Building credit is one of the most important things to do for your finances. When the time comes to take out a large loan, such as a mortgage, if your credit is lacking, it will be difficult to get. The importance of credit also goes beyond your finances. Almost everyone you contact in the professional world will pull up your credit report; employers, insurance agencies, military, travel agencies, and so on. So how do you build the credit necessary to meet these challenges? Follow these simple steps to find out.

1. Check Your Score

This first check will help see where your credit stands. You can determine whether your score is good or needs improvement. Even if you have not used credit before, it is a good idea to check for any errors that might have been reported on you. You may also have a credit score if your name is under someone’s else’s account.

You can check your credit information for free once a year. The three biggest credit bureaus, Equifax, Experian and TransUnion, are required to provide you with a free credit report every 12 months. Just be cautious when filling out your information, if you are online, make sure your internet connection is secure and private. And never disclose any of this information to anyone.

A score of 670 or higher is considered a good score.  A score of 740 or higher is considered very good. Anything at 650 or below requires improvement. If your score is doing well, jump down to the “ how to build credit for life: establish credit and good habits” section in this post or check out how to score an even higher credit score. If your credit score needs some big improvements, don’t worry, here are ways to build your credit.

2. Authorized user

If you have never used credit before, one of the most common ways to get a credit card and build your credit is to become an authorized user on someone else’s account. The card will have your name on it but will be under direct control of the account holder.

Being an authorized user requires trust on both sides. The only way you can build your credit is if the account holder pays their bills on time. However, the account holder also has to trust that the user will make smart purchase and not max out their credit. Find someone who you can trust and who trusts you as well.

3. Open a credit card

Establishing your credit is important because it shows how you handle your financial responsibilities. Obtaining a credit card is a good way to start building your credit. However, getting accepted for a credit card on your own with little credit can be difficult. Your application is more likely to be approved if you apply for a credit card at your current bank or credit union (if you’re in good standing). You could also try applying for a secured card. On a secured card, you deposit money on the card to cover your credit limit. A good rule of thumb: Don’t buy anything on a credit card today that you can’t pay for with a withdrawal from your bank account today.

Why is a credit card good for establishing credit? A simple low-interest credit card is a great way to establish credit because you can keep it for a long time. Age of your credit is how long you have had access to a line of credit and it’s an important part of your credit score. In fact, it makes up 15 percent of your score.

4. Credit Inquiries

Credit inquiries make up about 10% of your credit score. There are two types, hard and soft credit inquiries. Soft inquiries involve a quick lookup of a specific detail on your credit information with no real harm to your credit score. However, a hard inquiry involves a complete pull up of your entire credit history. While both are necessary, too many hard inquiries can lower your score. Hard inquiries occur whenever you apply for a major loan, mortgage, new credit card, or certain background checks. Again, while these things may be necessary, try to limit having your full credit report pulled. And always be aware of when your credit history is being pulled. If you are unsure, ask the lender, clerk, etc. with whom you are dealing with.

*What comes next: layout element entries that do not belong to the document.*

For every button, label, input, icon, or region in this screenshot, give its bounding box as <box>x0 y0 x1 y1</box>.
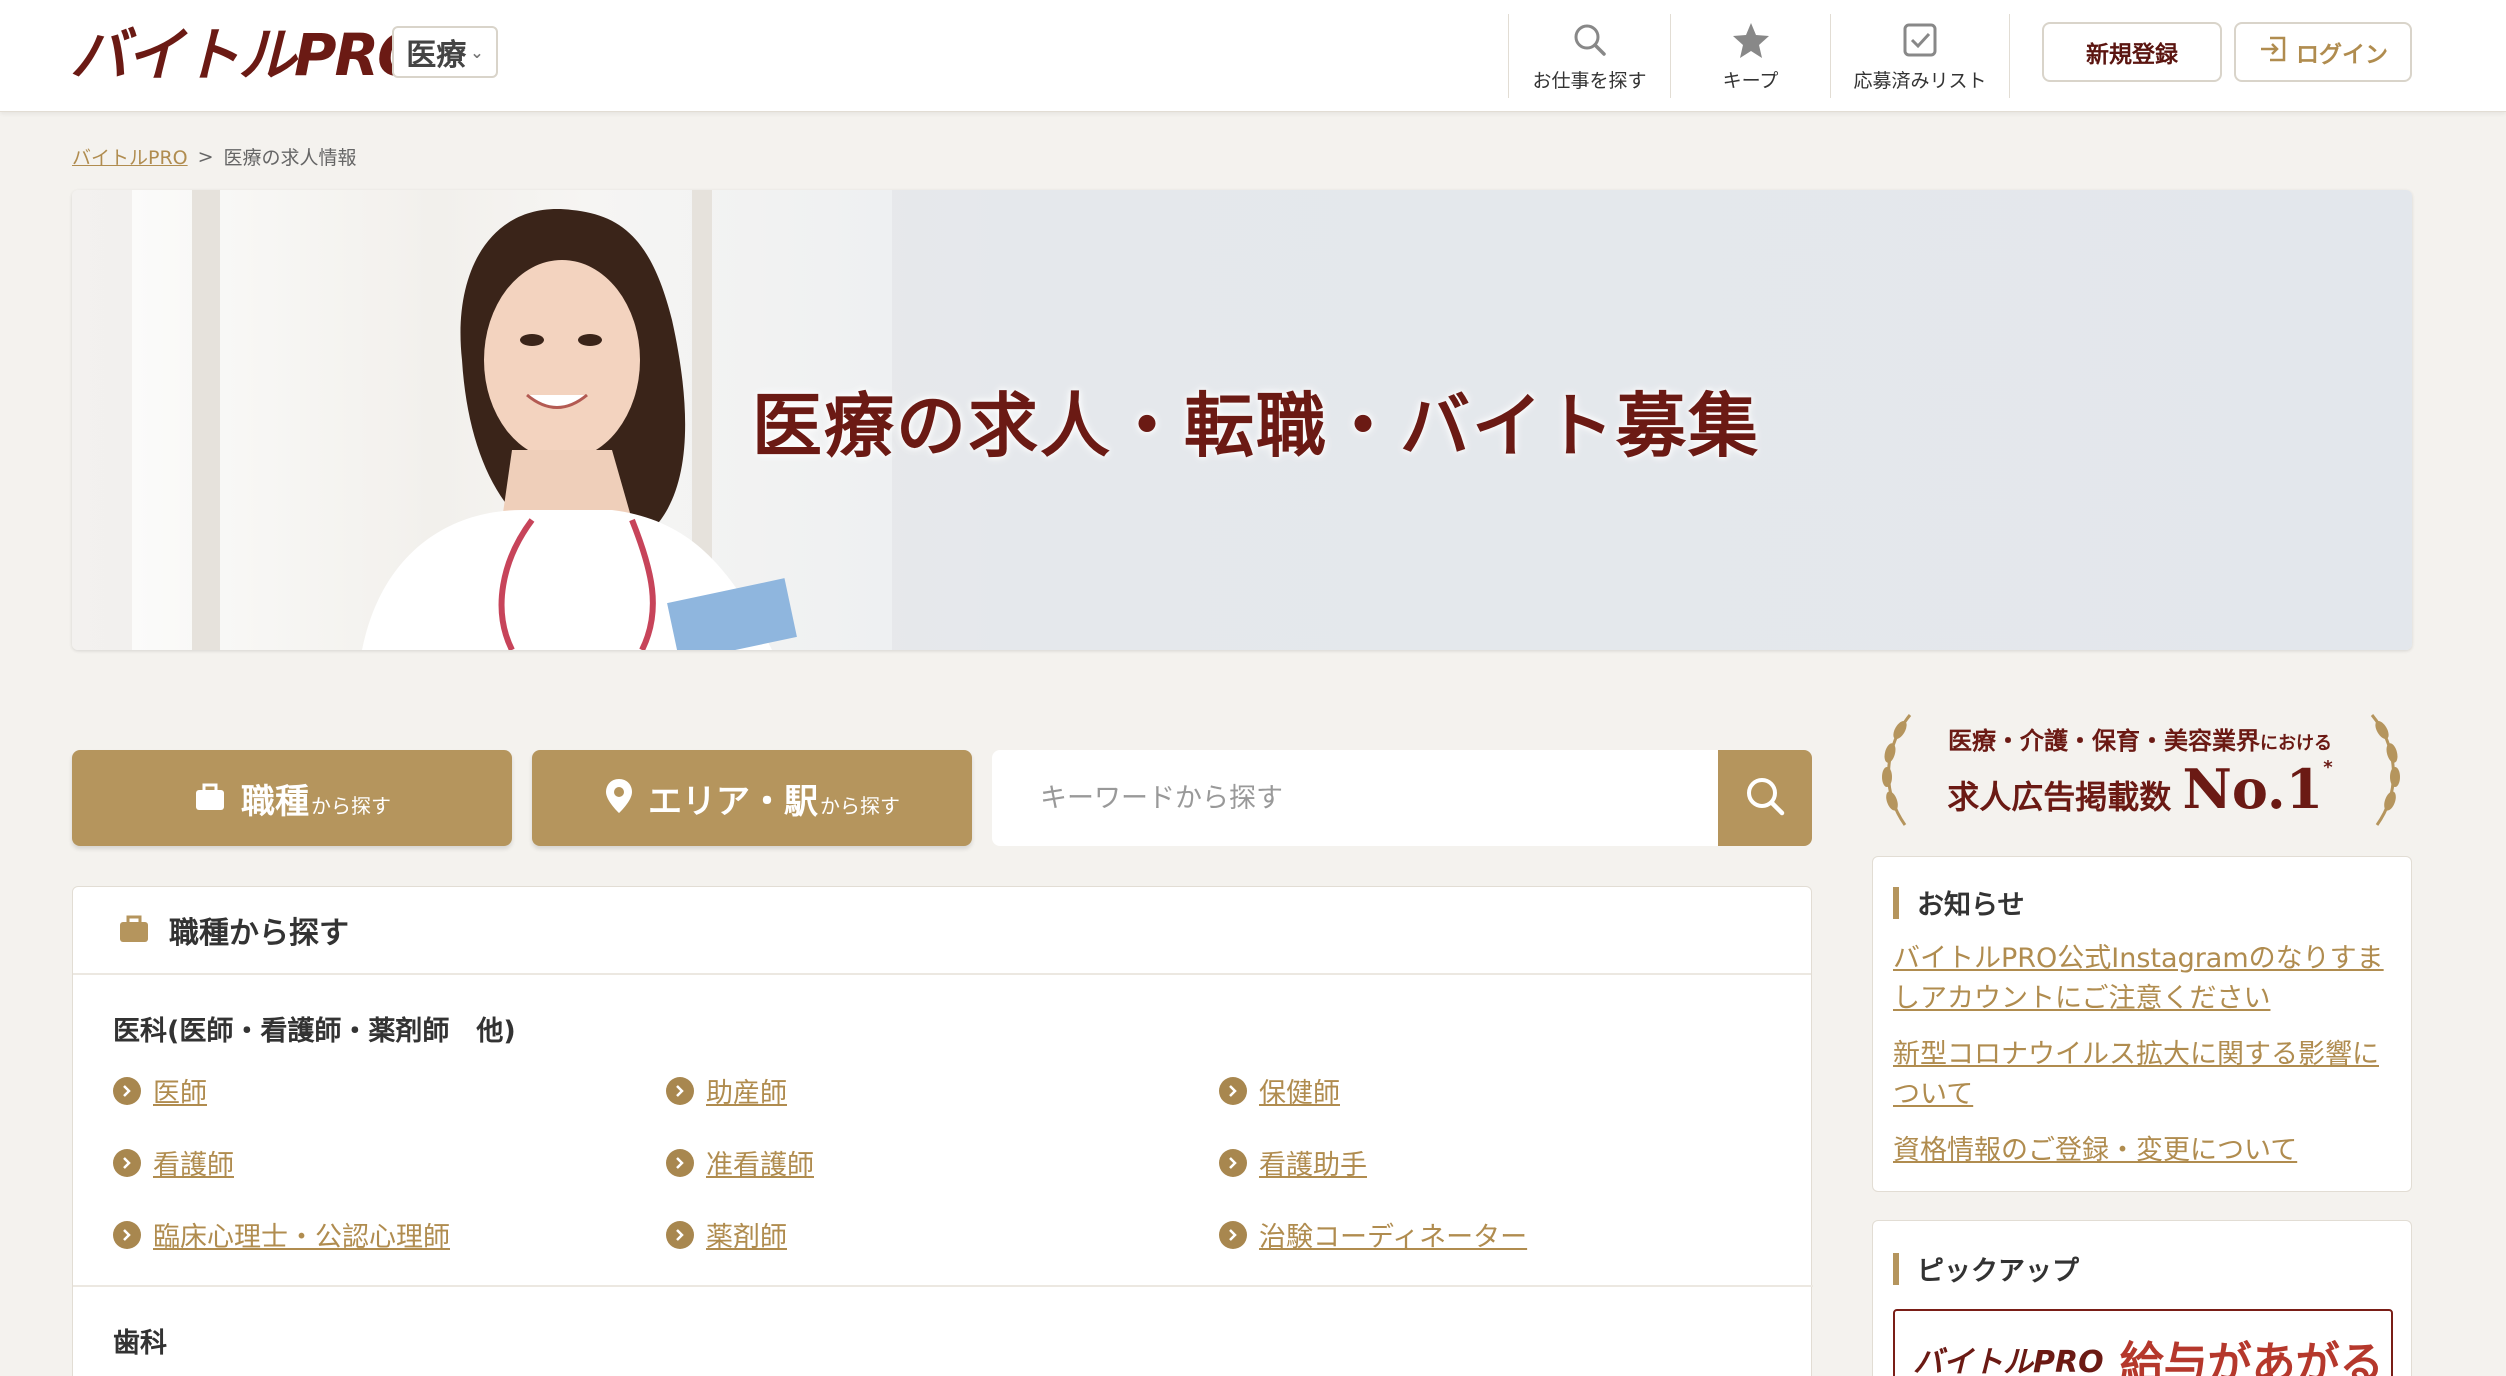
pickup-banner-logo: バイトルPRO <box>1913 1345 2104 1376</box>
pickup-banner-text: 給与があがる <box>2119 1338 2384 1376</box>
job-category-panel: 職種から探す 医科(医師・看護師・薬剤師 他) 医師 助産師 保健師 看護師 准… <box>72 886 1813 1376</box>
chevron-right-icon <box>113 1220 141 1249</box>
job-tab-main: 職種 <box>241 781 309 822</box>
keyword-search-button[interactable] <box>1718 750 1812 846</box>
divider <box>73 1285 1813 1287</box>
job-link[interactable]: 臨床心理士・公認心理師 <box>113 1215 450 1254</box>
keyword-search-input[interactable] <box>992 750 1718 846</box>
job-link[interactable]: 医師 <box>113 1071 207 1110</box>
chevron-right-icon <box>666 1220 694 1249</box>
map-pin-icon <box>604 777 634 819</box>
breadcrumb-separator: > <box>197 145 214 168</box>
award-no1: No.1 <box>2182 757 2324 821</box>
nav-keep-label: キープ <box>1722 69 1779 92</box>
search-by-job-tab[interactable]: 職種 から探す <box>72 750 512 846</box>
nav-search-label: お仕事を探す <box>1532 69 1647 92</box>
job-tab-sub: から探す <box>311 793 391 818</box>
area-tab-main: エリア・駅 <box>648 781 818 822</box>
pickup-heading: ピックアップ <box>1893 1249 2079 1288</box>
search-icon <box>1742 773 1788 823</box>
register-button[interactable]: 新規登録 <box>2042 22 2222 82</box>
notice-link[interactable]: 新型コロナウイルス拡大に関する影響について <box>1893 1035 2393 1115</box>
job-link[interactable]: 准看護師 <box>666 1143 814 1182</box>
area-tab-sub: から探す <box>820 793 900 818</box>
laurel-left-icon <box>1882 714 1912 826</box>
nav-applied-list[interactable]: 応募済みリスト <box>1830 14 2010 98</box>
checkbox-icon <box>1900 20 1940 60</box>
job-link[interactable]: 看護助手 <box>1219 1143 1367 1182</box>
hero-title: 医療の求人・転職・バイト募集 <box>752 385 1760 467</box>
notice-box: お知らせ バイトルPRO公式Instagramのなりすましアカウントにご注意くだ… <box>1872 856 2412 1192</box>
search-by-area-tab[interactable]: エリア・駅 から探す <box>532 750 972 846</box>
breadcrumb-home[interactable]: バイトルPRO <box>72 143 188 170</box>
chevron-right-icon <box>113 1148 141 1177</box>
chevron-right-icon <box>1219 1220 1247 1249</box>
bag-icon <box>117 911 151 949</box>
search-icon <box>1570 20 1610 60</box>
job-panel-header: 職種から探す <box>73 887 1811 975</box>
login-button[interactable]: ログイン <box>2234 22 2412 82</box>
job-link[interactable]: 看護師 <box>113 1143 234 1182</box>
bag-icon <box>193 779 227 817</box>
job-group-title-medical: 医科(医師・看護師・薬剤師 他) <box>113 1016 516 1047</box>
hero-banner: 医療の求人・転職・バイト募集 <box>72 190 2412 650</box>
category-select-label: 医療 <box>406 38 467 73</box>
job-link[interactable]: 薬剤師 <box>666 1215 787 1254</box>
notice-link[interactable]: バイトルPRO公式Instagramのなりすましアカウントにご注意ください <box>1893 939 2393 1019</box>
chevron-down-icon: ⌄ <box>470 42 484 62</box>
login-label: ログイン <box>2296 42 2388 68</box>
award-line2: 求人広告掲載数 No.1* <box>1947 757 2333 821</box>
notice-heading: お知らせ <box>1893 883 2024 922</box>
chevron-right-icon <box>666 1148 694 1177</box>
login-icon <box>2258 34 2288 70</box>
nav-keep[interactable]: キープ <box>1670 14 1830 98</box>
pickup-box: ピックアップ バイトルPRO 給与があがる <box>1872 1220 2412 1376</box>
chevron-right-icon <box>1219 1076 1247 1105</box>
keyword-search-box <box>992 750 1812 846</box>
job-link[interactable]: 助産師 <box>666 1071 787 1110</box>
job-group-title-dental: 歯科 <box>113 1328 167 1359</box>
nav-applied-label: 応募済みリスト <box>1853 69 1987 92</box>
pickup-banner[interactable]: バイトルPRO 給与があがる <box>1893 1309 2393 1376</box>
star-icon <box>1731 20 1771 60</box>
award-line1: 医療・介護・保育・美容業界における <box>1948 727 2332 755</box>
job-link[interactable]: 保健師 <box>1219 1071 1340 1110</box>
notice-link[interactable]: 資格情報のご登録・変更について <box>1893 1131 2393 1171</box>
chevron-right-icon <box>113 1076 141 1105</box>
chevron-right-icon <box>1219 1148 1247 1177</box>
category-select[interactable]: 医療 ⌄ <box>392 26 498 78</box>
site-logo[interactable]: バイトルPRO <box>70 20 426 90</box>
site-header: バイトルPRO 医療 ⌄ お仕事を探す キープ 応募済みリスト 新規登録 ログイ… <box>0 0 2506 112</box>
breadcrumb: バイトルPRO > 医療の求人情報 <box>72 143 357 170</box>
job-panel-title: 職種から探す <box>169 916 349 951</box>
breadcrumb-current: 医療の求人情報 <box>223 147 357 169</box>
award-badge: 医療・介護・保育・美容業界における 求人広告掲載数 No.1* <box>1870 705 2412 835</box>
nav-search-jobs[interactable]: お仕事を探す <box>1508 14 1670 98</box>
chevron-right-icon <box>666 1076 694 1105</box>
job-link[interactable]: 治験コーディネーター <box>1219 1215 1527 1254</box>
laurel-right-icon <box>2370 714 2400 826</box>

5. Vary your types of credit

Credit types make up 10 percent of your credit score. Different lines of credit and loans require different levels of responsibility, so having a mix of loan types is important. The versatility showcases how you can handle each kind. For example, someone who makes their monthly credit card payments on time, who paid off their vehicle loan, and is working on their student loans has a better mix of credit types than someone who has a credit card as their only type.

Remember not to take out new loans if you cannot afford them. You also want to make sure that your debt-to-income ratio is reasonable. Too much debt can negatively impact your ability to take out new loans in the future, such as a mortgage.

6. Cosigning

If you are just starting out and want to take out a loan, getting a cosigner is a good option and a great way to build your credit. When someone cosigns on your loan, both you and the cosigner are responsible for making the payments. When picking a cosigner, choose someone who has good credit, that way your monthly payments will be lower.

7. Increase your credit Limit

How much credit limit you have is actually big factor that effects your credit score. If you don’t use much of your credit up, requesting an increase in your credit limit is a great idea. The less you use vs the amount you have, the better. For example, using $500 of credit on a $3000 limit will improve your credit more than the same amount on a $1500 limit. You can contact your card provider to request an increase to your limit.

8. Establish good habits, build good credit

Make payments on time

When building your credit, one of the most important things to remember is to make your monthly payments on time. Payment history makes up 35 percent of your credit score. Your on-time payment history must be strong! It can be as easy as setting up automatic payments each month. Don’t worry about forgetting, think ahead. Also, make sure your reoccurring balance isn’t too high.

Monitor your credit score for improvement

Stay up to date with how your credit score is calculated so, you can know what areas need improvement. If you check your credit report, you will be able to see if you’ve developed any bad habits. By checking, you do yourself a favor to break bad habits as soon as you know about them.